Governação Clínica e Literacia em Saúde – O SNS do futuro

“A governação clínica é por excelência um processo de integração de capacidades e competências visando obter melhores resultados para os doentes…” (Constantino Sakellarides)

É inegável a melhoria dos cuidados de saúde verificada em Portugal desde da criação do SNS. A evolução e inovação das estruturas de cuidados, das tecnologias de saúde e das próprias condições sociais da população foram essenciais para essa melhoria.

Existem, no entanto, mais duas intervenções, ainda não aproveitadas na sua totalidade, com capacidade em proporcionar ganhos em saúde e ganhos potenciais em saúde, capazes de elevar a outro nível a saúde da população, a Governação Clínica e a Literacia em Saúde.

A governação clínica deve começar a nível individual. É necessário consolidar uma cultura de melhoria contínua com verificação periódica da prática clínica, garantindo que se está a utilizar a melhor evidência disponível.

Deve ser trabalhada em equipa,  de forma a diminuir a variabilidade indesejável, através da discussão de casos clínicos, auditorias, formação, criação de procedimentos e apoiada ao nível do ACES através do Conselho Clínico e de Saúde, garantindo a sua execução, com apoio formativo, execução de protocolos e definição de percursos clínicos, auditorias e apoio no fornecimento de dados, num verdadeiro trabalho em rede que potenciem o trabalho de cada unidade e que motivem um ambiente de excelência. Deverá ser orientada a nível regional (ARS) e nacional (DGS), de forma a ser alinhado com as principais necessidade em saúde da população.

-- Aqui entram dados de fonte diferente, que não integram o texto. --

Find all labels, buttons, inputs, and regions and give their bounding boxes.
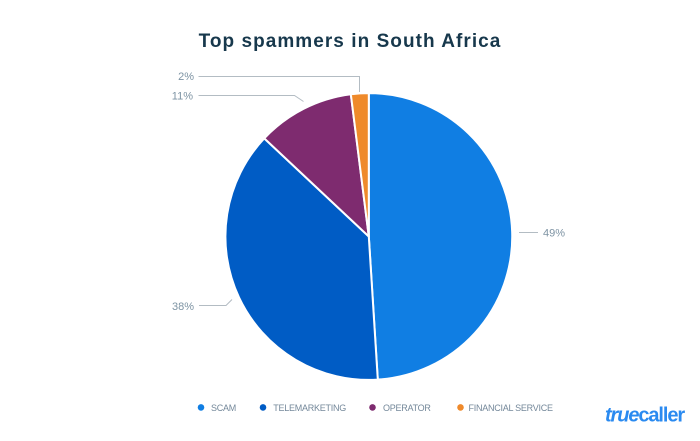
svg-text:TELEMARKETING: TELEMARKETING xyxy=(273,403,346,413)
svg-text:11%: 11% xyxy=(172,91,193,103)
svg-text:49%: 49% xyxy=(543,228,565,240)
svg-text:SCAM: SCAM xyxy=(211,403,236,413)
svg-text:2%: 2% xyxy=(178,71,194,83)
svg-text:OPERATOR: OPERATOR xyxy=(383,403,431,413)
svg-text:FINANCIAL SERVICE: FINANCIAL SERVICE xyxy=(469,403,554,413)
svg-text:38%: 38% xyxy=(172,301,194,313)
svg-text:truecaller: truecaller xyxy=(605,404,685,426)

Mas, se por um lado a consciencialização dos profissionais de saúde se reveste de importância fulcral para a qualidade do SNS, hoje sabe-se que o cidadão tem também um papel chave na gestão e manutenção da sua saúde. É neste sentido que importa cada vez mais investir na sua literacia.

A Organização Mundial da Saúde estabelece que a “literacia em saúde representa o conhecimento e as competências que determinam a motivação e a capacidade dos indivíduos a terem acesso, compreenderem e usarem informação de modo a promover e a manter a sua saúde”. A literacia em saúde cada vez mais se assume como um conceito fundamental para um papel mais activo por parte dos cidadãos no que se refere às questões de saúde, de cuidados de saúde e à utilização dos sistemas de saúde.

Deste modo, as capacidades em literacia em saúde incluem:
1 – Aptidões de saúde básicas tais como a aplicação de promoção na saúde, protecção na saúde e comportamentos de protecção na doença, assim como cuidados individuais.
2 – Aptidões para actuar como um parceiro activo com os profissionais de saúde.
3 – Aptidões como consumidor para fazer decisões saudáveis na selecção de bens e serviços e para actuar a nível de direitos do consumidor, se necessário.
4 – Aptidões como cidadão, através de comportamentos informados, conhecimento de direitos em saúde e membro de organizações de saúde.

Neste aspecto os meios de comunicação social e as novas tecnologias não têm sido um aliado do desenvolvimento da literacia em saúde da população. É necessário o desenvolvimento de fontes fidedignas de informação para a população de forma a adequar a utilização do SNS e de cada um dos serviços disponibilizados. A baixa literacia em saúde é muitas vezes a causa de tempos mais alargados de consulta, recorrências precoces e baixa adesão terapêutica.

Um investimento nesta área teria a médio/longo prazo um forte impacto na utilização evitável dos cuidados de saúde.

Tendo em conta o desperdício de recursos em práticas sem evidência, interacções medicamentosas, efeitos secundários, referenciações evitáveis ou, por outro lado, não atempadas, assim como sobreutilizações e incumprimento terapêutico, o ganho potencial e impacto na saúde das populações do investimento na Governação Clínica e de Saúde e na Literacia em Saúde, é enorme face ao investimento necessário.